To be prepared for a crisis, every Prepper must establish goals and make long-term and short-term plans. In this column, the SurvivalBlog editors review their week’s prep activities and planned prep activities for the coming week. These range from healthcare and gear purchases to gardening, ranch improvements, bug out bag fine-tuning, and food storage. This is something akin to our Retreat Owner Profiles, but written incrementally and in detail, throughout the year. We always welcome you to share your own successes and wisdom in your e-mailed letters. We post many of those –or excerpts thereof — in this column, in the Odds ‘n Sods Column, and in the Snippets column.
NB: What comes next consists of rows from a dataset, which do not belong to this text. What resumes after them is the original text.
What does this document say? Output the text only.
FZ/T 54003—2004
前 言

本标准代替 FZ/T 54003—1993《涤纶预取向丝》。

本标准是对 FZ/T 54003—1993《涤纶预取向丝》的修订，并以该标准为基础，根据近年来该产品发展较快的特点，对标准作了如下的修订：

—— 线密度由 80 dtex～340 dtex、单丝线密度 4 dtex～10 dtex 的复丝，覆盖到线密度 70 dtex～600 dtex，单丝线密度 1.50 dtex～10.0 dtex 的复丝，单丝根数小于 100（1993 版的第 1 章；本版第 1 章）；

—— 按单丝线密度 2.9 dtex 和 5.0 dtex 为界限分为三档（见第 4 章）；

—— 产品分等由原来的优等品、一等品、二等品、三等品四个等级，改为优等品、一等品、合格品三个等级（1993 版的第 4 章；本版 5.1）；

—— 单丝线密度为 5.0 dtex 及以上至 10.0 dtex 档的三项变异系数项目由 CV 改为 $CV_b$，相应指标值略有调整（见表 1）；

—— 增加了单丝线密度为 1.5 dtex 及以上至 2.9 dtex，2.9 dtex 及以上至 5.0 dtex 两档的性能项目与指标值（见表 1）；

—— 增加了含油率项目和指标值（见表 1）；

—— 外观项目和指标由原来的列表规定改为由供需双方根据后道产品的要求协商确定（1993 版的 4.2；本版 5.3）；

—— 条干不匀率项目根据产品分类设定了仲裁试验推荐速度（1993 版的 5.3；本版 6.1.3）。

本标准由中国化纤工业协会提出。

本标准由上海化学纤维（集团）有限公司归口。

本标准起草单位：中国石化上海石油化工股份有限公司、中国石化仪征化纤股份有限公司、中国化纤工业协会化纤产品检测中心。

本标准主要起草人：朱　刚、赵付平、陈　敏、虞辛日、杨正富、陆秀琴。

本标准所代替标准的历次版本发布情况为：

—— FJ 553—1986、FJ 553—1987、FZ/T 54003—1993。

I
Let’s keep busy and be ready!
Jim Reports:
Happy New Year, folks!
It has felt good to get back into our deep winter routine. Lily has the indoor greenhouse trays already growing and producing salad greens. I snowplow our road and barnyard/parking area once every few days (as needed), and we keep the woodstove constantly fed. On alternating days I refill the woodbox that is near the stove. And every day we check on the main stock tank and its heater, feed the sheep, feed the cows and horses, and feed the chickens and collect eggs. There are also some smaller water buckets that need a daily rinse and re-filling. I have my once-a-week routines, as well: A trip to town to check on incoming mail and to mail out Elk Creek Company packages, and rolling a dozen or more bales of hay off of the top of the pile — to make them handy for whoever is feeding the bovines, equines, and ovines.
I enjoy the quiet and serene pace of deep winter. I get a lot of writing done, and I have more free time available for repair and renovation projects around the house. At this time of year, we all seem to have more time available for reading and playing board games. (The most recent favorites for our family are Scrabble and Ticket To Ride – Europe.)
The highlight of each week is our group Bible study. Our group meets in a home that is less than 15 miles away — which is “practically next door” by American Redoubt standards. It is the most in-depth study I’ve ever participated in. There is a lot of topical study, apologetics, history, Holy Lands’ geography, and brief dives into Greek and Hebrew. The studies on prophecy and eschatology would be enough to overwhelm any “baby Christian.” I feel truly blessed to be a member of that study group. It is a great time of fellowship, around mostly gray-hairs, like myself.
Thusfar, this fall and winter, we’ve had about three feet of snow, but it has compacted down to about 18 inches. But in actuality, that is just a trifling amount. I have some relatives with a cabin in the High Sierras of California. They tell me that they already have eight feet on the ground and may get more than 18 feet of snow this year!
With all of the recent snow, we had a pair of “leaner” fir trees go almost fully down across one of our fences. So I picked a sunny but brisk day (12 Degrees F.) and cut them up with my chainsaw. For safety, I had to work very deliberately and slowly each time I took a step–since I was on a slope and my Kamik boots were postholing through 20+ inches of crusted snow. I piled the limbs into a slash pile to burn in April or May. Thankfully, the trees had apparently both bent down slowly under snow load, so they did very little damage to the wire mesh field fence.